Lecture educates on genome encryption

Lauter used analogies to make her lecture easier to understand.
Photo by Emma Gilshannon

On Thursday, Sept. 21, Kristin Lauter returned to Lawrence to give a talk in the McDougal Lecture series titled “How to Keep Your Genome Secret”. She earned her BA, Master of Science and PhD all from the University of Chicago. So, her return to Lawrence isn’t as an alumna, but rather as the daughter of Chuck Lauter, the first Dean of Students.

Chuck Lauter attended the talk, along with students and professors alike. In her talk, Kristin Lauter focused on the research being done on genome data security by organizations such as Microsoft Research, where she works as the head of the cryptography group. In addition to this impressive position, she also served as the president of the Association for Women in Mathematics from Feb. 1, 2015 to Jan. 31, 2017. Lawrence has our own chapter of this organization, encouraging and supporting future leaders in mathematics.

The driving force behind genome data encryption that Lauter has been working on recently is the iDash Genome Privacy-Protection Challenge, hosted by the iDash Consortium and partially funded by the National Institute of Health (NIH). The competition is hotly contested by teams from organizations such as Microsoft, IBM and Stanford/MIT.

Why put so much effort into securing genome information? Here’s one example Lauter gave. “An artist took a snippet of a genome from someone’s hair [and was able to] recreate a statue of that person from it.” Our genome contains all of our genetic information, giving anyone with access to it the entirety of our genetic code. People “can deduce lots of very personal health information from genomes,” said Lauter.
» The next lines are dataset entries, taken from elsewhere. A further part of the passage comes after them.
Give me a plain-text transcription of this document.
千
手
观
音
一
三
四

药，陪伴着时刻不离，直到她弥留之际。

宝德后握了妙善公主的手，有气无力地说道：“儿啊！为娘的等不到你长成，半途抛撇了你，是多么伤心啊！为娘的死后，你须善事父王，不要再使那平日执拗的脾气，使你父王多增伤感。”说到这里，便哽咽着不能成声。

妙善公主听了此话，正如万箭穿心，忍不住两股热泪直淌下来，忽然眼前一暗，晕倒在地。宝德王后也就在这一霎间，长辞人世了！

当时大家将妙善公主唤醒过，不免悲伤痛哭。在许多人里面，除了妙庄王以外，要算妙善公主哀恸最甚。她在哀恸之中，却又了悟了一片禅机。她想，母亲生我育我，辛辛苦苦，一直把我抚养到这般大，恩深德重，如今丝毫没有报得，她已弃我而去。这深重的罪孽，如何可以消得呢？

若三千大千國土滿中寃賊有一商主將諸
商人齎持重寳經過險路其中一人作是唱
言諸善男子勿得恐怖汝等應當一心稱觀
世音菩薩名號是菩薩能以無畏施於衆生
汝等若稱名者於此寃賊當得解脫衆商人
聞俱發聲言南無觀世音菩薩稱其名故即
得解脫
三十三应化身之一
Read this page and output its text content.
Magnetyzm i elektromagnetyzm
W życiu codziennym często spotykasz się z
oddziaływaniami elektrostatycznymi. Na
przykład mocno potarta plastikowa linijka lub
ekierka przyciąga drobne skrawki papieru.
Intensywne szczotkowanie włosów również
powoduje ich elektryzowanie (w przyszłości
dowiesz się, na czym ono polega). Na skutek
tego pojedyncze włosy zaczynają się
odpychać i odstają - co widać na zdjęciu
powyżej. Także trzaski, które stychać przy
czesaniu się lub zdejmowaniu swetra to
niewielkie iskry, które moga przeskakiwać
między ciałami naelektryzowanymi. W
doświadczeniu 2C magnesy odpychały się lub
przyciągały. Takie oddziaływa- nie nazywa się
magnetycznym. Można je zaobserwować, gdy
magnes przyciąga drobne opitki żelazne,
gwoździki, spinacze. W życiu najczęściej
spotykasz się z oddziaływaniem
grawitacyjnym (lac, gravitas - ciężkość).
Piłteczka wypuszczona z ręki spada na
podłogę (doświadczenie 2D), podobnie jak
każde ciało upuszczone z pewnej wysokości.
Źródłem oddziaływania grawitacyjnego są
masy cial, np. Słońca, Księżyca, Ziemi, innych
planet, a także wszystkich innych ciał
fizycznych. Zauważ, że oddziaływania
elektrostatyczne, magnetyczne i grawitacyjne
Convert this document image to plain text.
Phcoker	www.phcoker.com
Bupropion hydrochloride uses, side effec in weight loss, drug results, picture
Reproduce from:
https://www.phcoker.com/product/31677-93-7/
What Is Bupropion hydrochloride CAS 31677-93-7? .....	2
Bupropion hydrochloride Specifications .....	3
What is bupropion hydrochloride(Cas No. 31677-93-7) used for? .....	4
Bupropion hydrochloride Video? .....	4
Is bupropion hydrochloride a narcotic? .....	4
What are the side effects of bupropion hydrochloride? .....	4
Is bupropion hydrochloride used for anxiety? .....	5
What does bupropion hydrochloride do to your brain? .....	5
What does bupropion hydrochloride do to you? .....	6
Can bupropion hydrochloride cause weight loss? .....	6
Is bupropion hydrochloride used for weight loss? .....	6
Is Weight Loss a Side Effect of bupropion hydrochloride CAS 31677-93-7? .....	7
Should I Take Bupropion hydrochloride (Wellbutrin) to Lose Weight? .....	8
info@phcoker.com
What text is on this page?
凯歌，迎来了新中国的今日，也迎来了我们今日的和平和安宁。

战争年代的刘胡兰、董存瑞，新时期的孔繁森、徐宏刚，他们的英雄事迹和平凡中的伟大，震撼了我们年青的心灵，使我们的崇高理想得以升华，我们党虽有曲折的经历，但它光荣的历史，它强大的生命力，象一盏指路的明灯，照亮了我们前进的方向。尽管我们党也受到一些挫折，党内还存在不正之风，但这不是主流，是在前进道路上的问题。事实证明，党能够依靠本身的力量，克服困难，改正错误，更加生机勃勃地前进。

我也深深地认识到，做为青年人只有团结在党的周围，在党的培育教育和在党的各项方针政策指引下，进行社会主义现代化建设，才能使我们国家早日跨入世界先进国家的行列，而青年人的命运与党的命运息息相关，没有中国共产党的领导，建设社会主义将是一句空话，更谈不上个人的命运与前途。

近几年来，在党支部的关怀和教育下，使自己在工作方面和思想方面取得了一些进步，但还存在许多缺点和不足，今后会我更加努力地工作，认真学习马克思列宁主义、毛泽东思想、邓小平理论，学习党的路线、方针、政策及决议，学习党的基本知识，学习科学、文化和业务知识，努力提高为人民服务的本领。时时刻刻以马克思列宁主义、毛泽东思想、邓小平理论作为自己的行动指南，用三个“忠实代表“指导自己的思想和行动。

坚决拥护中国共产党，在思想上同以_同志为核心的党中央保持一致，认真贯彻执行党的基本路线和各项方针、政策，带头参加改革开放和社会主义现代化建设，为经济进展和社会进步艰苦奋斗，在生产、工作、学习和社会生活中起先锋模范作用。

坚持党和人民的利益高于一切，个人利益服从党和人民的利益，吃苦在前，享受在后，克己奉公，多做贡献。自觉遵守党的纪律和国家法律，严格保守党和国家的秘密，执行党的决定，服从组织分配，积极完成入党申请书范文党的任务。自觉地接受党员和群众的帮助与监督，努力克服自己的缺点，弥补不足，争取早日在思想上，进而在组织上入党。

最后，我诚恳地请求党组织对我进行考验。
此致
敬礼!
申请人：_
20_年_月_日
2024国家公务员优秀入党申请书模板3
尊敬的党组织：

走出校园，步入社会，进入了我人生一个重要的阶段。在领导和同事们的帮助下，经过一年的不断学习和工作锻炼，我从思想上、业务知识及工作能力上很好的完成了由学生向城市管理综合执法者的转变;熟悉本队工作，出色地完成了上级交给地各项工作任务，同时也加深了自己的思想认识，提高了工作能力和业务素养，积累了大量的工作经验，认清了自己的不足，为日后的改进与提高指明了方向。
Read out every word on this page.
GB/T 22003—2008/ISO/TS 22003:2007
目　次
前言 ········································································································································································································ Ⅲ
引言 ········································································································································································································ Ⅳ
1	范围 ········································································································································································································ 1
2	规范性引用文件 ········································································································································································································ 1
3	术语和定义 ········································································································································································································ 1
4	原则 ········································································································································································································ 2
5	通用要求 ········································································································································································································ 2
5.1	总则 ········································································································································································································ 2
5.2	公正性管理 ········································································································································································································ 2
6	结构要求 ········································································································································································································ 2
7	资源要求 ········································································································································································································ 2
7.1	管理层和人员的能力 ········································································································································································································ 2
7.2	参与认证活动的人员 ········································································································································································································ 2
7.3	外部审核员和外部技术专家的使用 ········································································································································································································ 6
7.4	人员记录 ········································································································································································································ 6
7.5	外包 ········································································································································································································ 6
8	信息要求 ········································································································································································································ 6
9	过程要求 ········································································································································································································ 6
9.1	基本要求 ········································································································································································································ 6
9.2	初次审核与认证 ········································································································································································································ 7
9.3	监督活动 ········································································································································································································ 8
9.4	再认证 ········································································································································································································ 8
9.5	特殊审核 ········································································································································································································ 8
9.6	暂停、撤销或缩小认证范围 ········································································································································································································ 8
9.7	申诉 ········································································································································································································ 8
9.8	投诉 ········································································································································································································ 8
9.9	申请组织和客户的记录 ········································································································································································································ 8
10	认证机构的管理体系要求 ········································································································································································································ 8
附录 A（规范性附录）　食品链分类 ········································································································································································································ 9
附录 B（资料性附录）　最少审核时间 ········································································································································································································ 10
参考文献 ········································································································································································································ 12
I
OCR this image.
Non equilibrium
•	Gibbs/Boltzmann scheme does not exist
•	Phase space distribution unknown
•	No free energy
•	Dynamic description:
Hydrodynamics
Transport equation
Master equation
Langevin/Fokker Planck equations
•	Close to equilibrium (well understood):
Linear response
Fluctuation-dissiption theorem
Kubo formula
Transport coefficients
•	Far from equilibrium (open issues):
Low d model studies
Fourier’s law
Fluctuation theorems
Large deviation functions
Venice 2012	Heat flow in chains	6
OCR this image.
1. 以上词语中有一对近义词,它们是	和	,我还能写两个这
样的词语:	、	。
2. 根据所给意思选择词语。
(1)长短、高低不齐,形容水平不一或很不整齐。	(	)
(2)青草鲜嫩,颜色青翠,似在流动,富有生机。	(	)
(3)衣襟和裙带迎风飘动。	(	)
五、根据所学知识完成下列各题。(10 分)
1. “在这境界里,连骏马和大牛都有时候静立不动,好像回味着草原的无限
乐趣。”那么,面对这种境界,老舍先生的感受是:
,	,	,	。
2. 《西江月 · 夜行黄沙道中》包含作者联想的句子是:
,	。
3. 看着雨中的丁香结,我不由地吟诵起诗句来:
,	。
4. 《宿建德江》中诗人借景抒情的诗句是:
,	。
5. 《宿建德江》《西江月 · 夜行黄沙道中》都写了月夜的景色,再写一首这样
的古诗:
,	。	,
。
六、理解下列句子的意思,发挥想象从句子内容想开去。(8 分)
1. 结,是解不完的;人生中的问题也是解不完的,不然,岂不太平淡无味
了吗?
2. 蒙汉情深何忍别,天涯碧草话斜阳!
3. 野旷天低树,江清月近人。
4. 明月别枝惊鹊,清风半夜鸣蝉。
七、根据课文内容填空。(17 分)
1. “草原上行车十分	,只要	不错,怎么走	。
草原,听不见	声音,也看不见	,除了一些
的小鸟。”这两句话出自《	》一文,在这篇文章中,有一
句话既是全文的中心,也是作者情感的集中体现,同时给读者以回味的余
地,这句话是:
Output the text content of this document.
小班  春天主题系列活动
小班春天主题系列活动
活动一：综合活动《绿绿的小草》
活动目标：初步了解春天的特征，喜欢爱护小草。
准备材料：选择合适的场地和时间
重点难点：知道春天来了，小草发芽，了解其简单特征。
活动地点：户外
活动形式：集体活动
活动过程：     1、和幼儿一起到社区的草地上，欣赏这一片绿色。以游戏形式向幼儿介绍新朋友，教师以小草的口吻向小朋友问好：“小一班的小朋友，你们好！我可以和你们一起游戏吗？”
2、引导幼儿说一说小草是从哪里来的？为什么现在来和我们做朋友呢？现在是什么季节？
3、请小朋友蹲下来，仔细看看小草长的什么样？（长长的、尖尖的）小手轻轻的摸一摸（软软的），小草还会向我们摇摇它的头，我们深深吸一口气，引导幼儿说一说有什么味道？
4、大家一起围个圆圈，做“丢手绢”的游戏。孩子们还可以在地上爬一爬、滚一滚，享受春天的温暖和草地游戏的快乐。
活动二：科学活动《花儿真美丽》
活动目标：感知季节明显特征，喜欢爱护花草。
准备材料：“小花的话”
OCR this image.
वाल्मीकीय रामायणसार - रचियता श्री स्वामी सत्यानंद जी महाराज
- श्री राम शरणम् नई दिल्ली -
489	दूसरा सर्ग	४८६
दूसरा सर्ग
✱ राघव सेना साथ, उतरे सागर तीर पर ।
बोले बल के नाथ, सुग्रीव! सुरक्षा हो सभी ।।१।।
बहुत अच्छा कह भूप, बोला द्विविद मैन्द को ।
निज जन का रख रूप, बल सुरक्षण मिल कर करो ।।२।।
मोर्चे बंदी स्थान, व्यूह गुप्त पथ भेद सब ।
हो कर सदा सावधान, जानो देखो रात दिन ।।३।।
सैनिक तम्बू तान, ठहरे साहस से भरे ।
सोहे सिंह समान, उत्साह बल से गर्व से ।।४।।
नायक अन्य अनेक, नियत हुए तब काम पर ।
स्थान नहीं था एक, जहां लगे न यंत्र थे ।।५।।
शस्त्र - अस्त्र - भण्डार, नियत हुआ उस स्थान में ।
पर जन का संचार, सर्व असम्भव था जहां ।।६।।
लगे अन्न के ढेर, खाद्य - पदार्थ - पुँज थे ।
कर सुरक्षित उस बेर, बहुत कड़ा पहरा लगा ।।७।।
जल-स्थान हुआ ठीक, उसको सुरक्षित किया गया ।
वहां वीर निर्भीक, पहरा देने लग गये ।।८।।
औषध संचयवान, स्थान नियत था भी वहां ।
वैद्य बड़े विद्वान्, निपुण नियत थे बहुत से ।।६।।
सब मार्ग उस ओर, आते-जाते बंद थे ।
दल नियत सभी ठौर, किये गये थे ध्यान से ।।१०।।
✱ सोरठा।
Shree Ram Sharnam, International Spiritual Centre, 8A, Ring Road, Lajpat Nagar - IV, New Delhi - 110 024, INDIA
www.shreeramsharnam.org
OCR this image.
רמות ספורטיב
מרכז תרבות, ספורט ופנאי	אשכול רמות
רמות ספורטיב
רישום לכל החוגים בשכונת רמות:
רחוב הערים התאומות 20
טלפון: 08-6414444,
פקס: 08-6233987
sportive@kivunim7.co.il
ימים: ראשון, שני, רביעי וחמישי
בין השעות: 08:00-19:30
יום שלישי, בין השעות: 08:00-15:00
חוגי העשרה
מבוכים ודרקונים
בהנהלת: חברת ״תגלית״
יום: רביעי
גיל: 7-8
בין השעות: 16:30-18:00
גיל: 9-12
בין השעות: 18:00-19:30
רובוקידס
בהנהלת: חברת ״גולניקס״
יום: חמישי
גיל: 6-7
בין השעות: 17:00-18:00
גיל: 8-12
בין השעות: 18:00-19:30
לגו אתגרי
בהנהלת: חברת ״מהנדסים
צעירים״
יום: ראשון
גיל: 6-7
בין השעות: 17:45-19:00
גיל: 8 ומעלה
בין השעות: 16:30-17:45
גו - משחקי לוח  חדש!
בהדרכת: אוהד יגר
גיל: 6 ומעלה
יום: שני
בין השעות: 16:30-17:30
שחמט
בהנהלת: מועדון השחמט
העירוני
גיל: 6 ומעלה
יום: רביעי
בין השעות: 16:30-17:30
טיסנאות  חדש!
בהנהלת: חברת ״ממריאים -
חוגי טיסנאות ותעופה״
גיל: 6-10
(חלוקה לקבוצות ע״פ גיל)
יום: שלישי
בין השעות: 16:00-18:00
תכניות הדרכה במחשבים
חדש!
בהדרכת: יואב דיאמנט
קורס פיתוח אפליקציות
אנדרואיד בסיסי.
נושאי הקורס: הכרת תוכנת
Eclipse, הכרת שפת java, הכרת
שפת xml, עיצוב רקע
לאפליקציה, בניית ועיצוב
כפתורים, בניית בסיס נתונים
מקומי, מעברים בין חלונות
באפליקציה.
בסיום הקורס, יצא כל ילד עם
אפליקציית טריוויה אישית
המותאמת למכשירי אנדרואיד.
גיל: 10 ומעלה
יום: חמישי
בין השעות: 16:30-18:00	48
Genome data could even be the “currency of the future,” as an extension of the current trend of selling personal information to be exploited for market purposes. Unprotected genome data could also lead to genetic disease disclosure and subsequent genetic discrimination.

Genome data privacy is an important issue. Lauter explained the challenge that she and her team have been working on as this: “how can one share genomic data in a way that preserves the privacy of the data donors without undermining the utility of the data? How can they perform large scale, privacy preserving analysis on genomic data in an untrusted cloud environment or across multiple users?”

Lauter and her team have been focusing on homomorphic encryption. She explained it in four steps. “Put your gold in a locked box. Keep the key. Let the jeweler work on it through a glove box. Unlock the box when the jeweler is done.” In this way, the gold or data is worked and shared, yet the integrity of the resource is preserved.

More realistically, “homomorphic means to preserve the structure or identity” and homomorphic encryption is where the data is encrypted before it’s manipulated. It makes the order of encrypting and calculating the data irrelevant, allowing whatever order best preserves the privacy of the data.

The homomorphic encryption Lauter and her team are working on “use hard lattice problems as the basis for the encryption”. These are very secure, but have only been around for about 20 years. They “need to have people working on the problems, and need to have time to learn how to crack them,” she explained. She specializes in number theory and algebraic geometry and works as the head of the team.

She ended the talk with three demos of accessing, calculating and returning genomic information from cloud storage. Even with over a whole second of communication delay time to Israel and back, the prediction of the flowering time of a flower based on genomic data took only 2.887 seconds to complete. A linear function is generated, the data in encrypted and sent to cloud, where a prediction is generated and sent back, then is decrypted locally. All in 2.887 seconds.